Elsewhere, the three-way punch up in the toilets of a Parisian nightclub is as brutal as any you’ll see in a Hollywood action film and the car/bike chase tops anything so far seen in the series. We’ve seen Tom Cruise on a motorbike many times before but somehow it never fails to be hugely exciting. One assumes that some CGI must have been needed here but it’s fairly seamless. McQuarrie – and/or his second unit director Wade Eastwood – is/are savvy enough to direct the action scenes in such a way that we always know exactly where everyone is in relation to each other and their surroundings (not always a given in these things) and they play fair with the laws of physics and geography.

Michelle Monahan returns for a more substantial turn than she had in her little cameo at the end of Ghost Protocol, it wouldnt be a Mission: Impossible film without the marvellous Ving Rhames, Rebecca Ferguson again plays Ilsa Faust with a mix of enigma and sex appeal (though by the end she’s definitely on the IMF’s side, not more amoral ambiguity), Henry Cavill looks at first like he might be being set up as a potential replacement for Cruise (he was 55 at the time the film was shot and there must surely only be a limited number of these things he’s still got in him) Simon Pegg is as likeable as ever as the increasingly important Dunn. There was no room this time for Jeremy Renner’s William Brandt sadly, who had more or less taken a desk job in the last film anyway, Sean Harris doesn’t get as much to do this time round (he spends much of the film trussed up like a beardy Hannibal lector) but he’s still marvellously sinister rand Vanessa Kirby makes an interesting new addition to the series as the daughter of arms dealer Max from the first film.

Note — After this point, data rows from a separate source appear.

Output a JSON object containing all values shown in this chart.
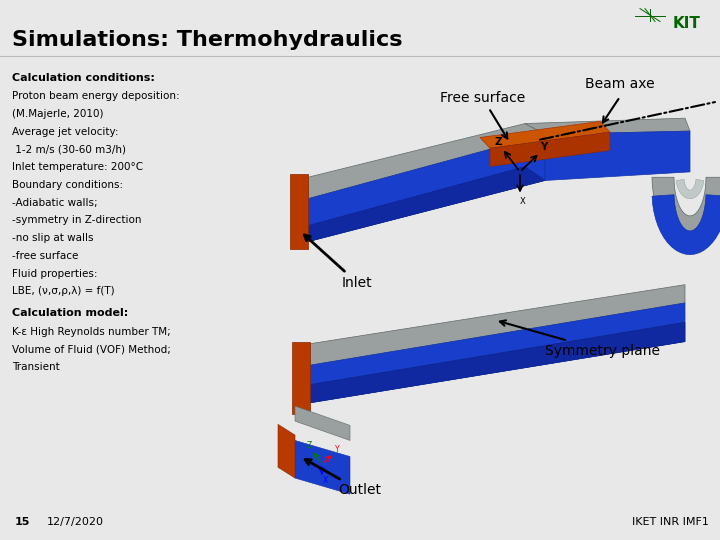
{
  "title": "Simulations: Thermohydraulics",
  "background_color": "#e8e8e8",
  "slide_bg": "#ffffff",
  "title_color": "#000000",
  "title_fontsize": 16,
  "calc_conditions_title": "Calculation conditions:",
  "calc_conditions_text": [
    "Proton beam energy deposition:",
    "(M.Majerle, 2010)",
    "Average jet velocity:",
    " 1-2 m/s (30-60 m3/h)",
    "Inlet temperature: 200°C",
    "Boundary conditions:",
    "-Adiabatic walls;",
    "-symmetry in Z-direction",
    "-no slip at walls",
    "-free surface",
    "Fluid properties:",
    "LBE, (ν,σ,ρ,λ) = f(T)"
  ],
  "calc_model_title": "Calculation model:",
  "calc_model_text": [
    "K-ε High Reynolds number TM;",
    "Volume of Fluid (VOF) Method;",
    "Transient"
  ],
  "label_free_surface": "Free surface",
  "label_beam_axe": "Beam axe",
  "label_inlet": "Inlet",
  "label_outlet": "Outlet",
  "label_symmetry_plane": "Symmetry plane",
  "footer_left_num": "15",
  "footer_left_date": "12/7/2020",
  "footer_right": "IKET INR IMF1",
  "footer_bg": "#d0d0d0",
  "text_fontsize": 8.0,
  "label_fontsize": 10,
  "colors": {
    "blue_body": "#1a3ecc",
    "blue_dark": "#1028a0",
    "orange_top": "#cc5500",
    "orange_dark": "#aa3300",
    "gray_top": "#9aA0a0",
    "gray_dark": "#808888",
    "silver_inner": "#c0c8c8"
  }
}
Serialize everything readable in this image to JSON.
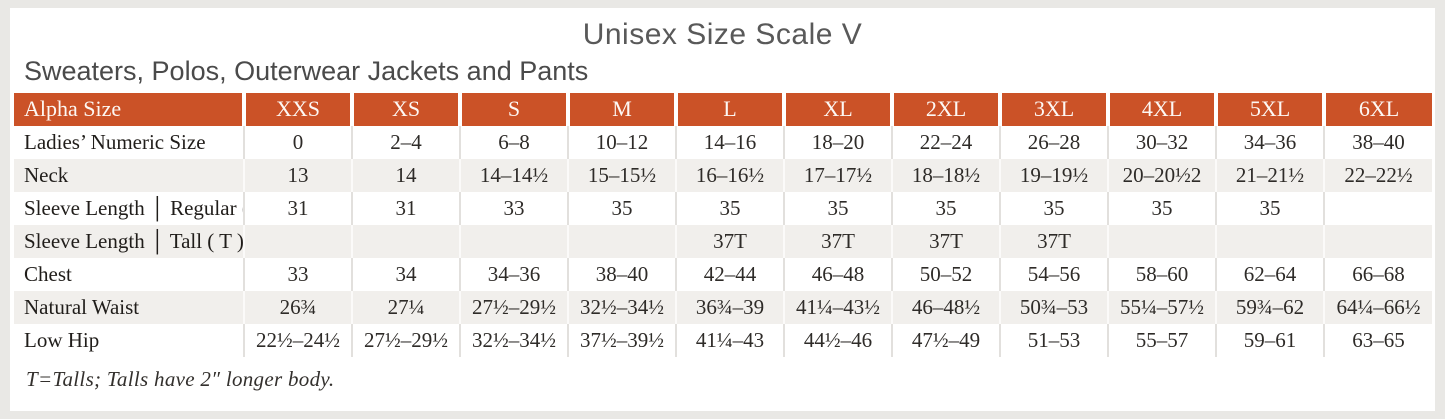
{
  "title": "Unisex Size Scale V",
  "subtitle": "Sweaters, Polos, Outerwear Jackets and Pants",
  "footnote": "T=Talls; Talls have 2″ longer body.",
  "colors": {
    "header_bg": "#cb5227",
    "header_text": "#ffffff",
    "stripe_row": "#f1efec",
    "title_text": "#595959"
  },
  "table": {
    "header": [
      "Alpha Size",
      "XXS",
      "XS",
      "S",
      "M",
      "L",
      "XL",
      "2XL",
      "3XL",
      "4XL",
      "5XL",
      "6XL"
    ],
    "rows": [
      {
        "label": "Ladies’ Numeric Size",
        "values": [
          "0",
          "2–4",
          "6–8",
          "10–12",
          "14–16",
          "18–20",
          "22–24",
          "26–28",
          "30–32",
          "34–36",
          "38–40"
        ]
      },
      {
        "label": "Neck",
        "values": [
          "13",
          "14",
          "14–14½",
          "15–15½",
          "16–16½",
          "17–17½",
          "18–18½",
          "19–19½",
          "20–20½2",
          "21–21½",
          "22–22½"
        ]
      },
      {
        "label": "Sleeve Length │ Regular ( R )",
        "values": [
          "31",
          "31",
          "33",
          "35",
          "35",
          "35",
          "35",
          "35",
          "35",
          "35",
          ""
        ]
      },
      {
        "label": "Sleeve Length │ Tall ( T )",
        "values": [
          "",
          "",
          "",
          "",
          "37T",
          "37T",
          "37T",
          "37T",
          "",
          "",
          ""
        ]
      },
      {
        "label": "Chest",
        "values": [
          "33",
          "34",
          "34–36",
          "38–40",
          "42–44",
          "46–48",
          "50–52",
          "54–56",
          "58–60",
          "62–64",
          "66–68"
        ]
      },
      {
        "label": "Natural Waist",
        "values": [
          "26¾",
          "27¼",
          "27½–29½",
          "32½–34½",
          "36¾–39",
          "41¼–43½",
          "46–48½",
          "50¾–53",
          "55¼–57½",
          "59¾–62",
          "64¼–66½"
        ]
      },
      {
        "label": "Low Hip",
        "values": [
          "22½–24½",
          "27½–29½",
          "32½–34½",
          "37½–39½",
          "41¼–43",
          "44½–46",
          "47½–49",
          "51–53",
          "55–57",
          "59–61",
          "63–65"
        ]
      }
    ]
  }
}
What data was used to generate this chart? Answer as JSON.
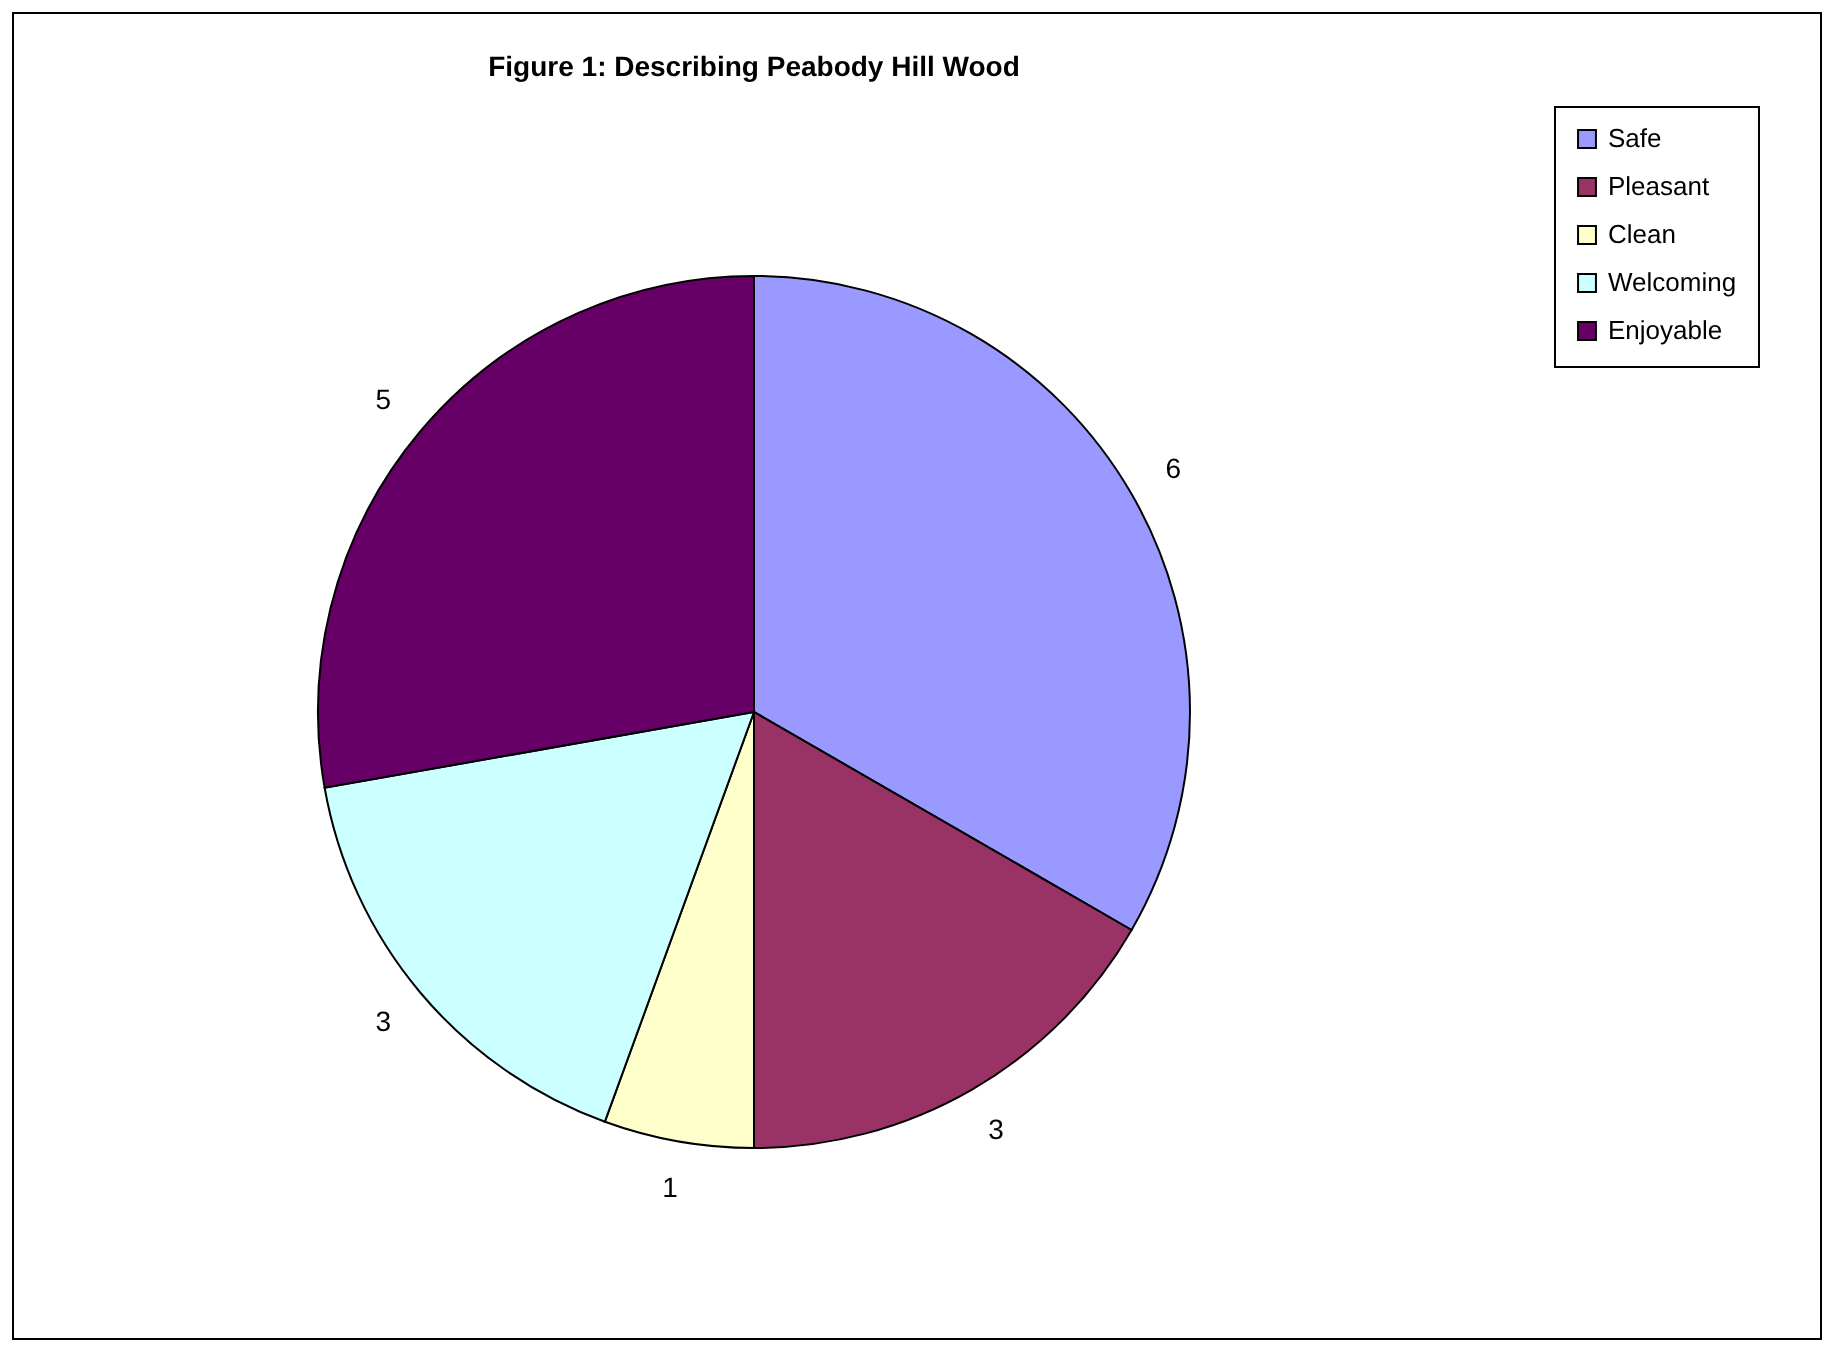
{
  "chart_data": {
    "type": "pie",
    "title": "Figure 1: Describing Peabody Hill Wood",
    "categories": [
      "Safe",
      "Pleasant",
      "Clean",
      "Welcoming",
      "Enjoyable"
    ],
    "values": [
      6,
      3,
      1,
      3,
      5
    ],
    "colors": [
      "#9999ff",
      "#993366",
      "#ffffcc",
      "#ccffff",
      "#660066"
    ],
    "data_labels": true,
    "legend": "right"
  }
}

By now, the Mission: Impossible films were a well-oiled machine, expertly tooled, beautifully styled and ruthlessly efficient. There’s never any doubt that Hunt will triumph – the plotting is as old fashioned as the production – but McQuarrie makes sure that the odds are very much stacked against him. It’s impossible to watch Fallout without a big dopey grin on your face – it’s smart enough not to patronise you, but not so smart that it ties itself in unnecessary narrative knots. It rattles along at breakneck speed, barely pausing for breath.

Two more instalments, both unsubtitled as of July 2021, were greenlit in 2019 to be shot, with McQuarrie at the helm again, back-to back for release in 2021 and 2022 but the COVID-19 pandemic put paid to that. The films will now be released in 2022 and 2023 and they’ll be hard pressed to top the glorious insanity of Fallout. Though one suspects that somehow, they might do just that.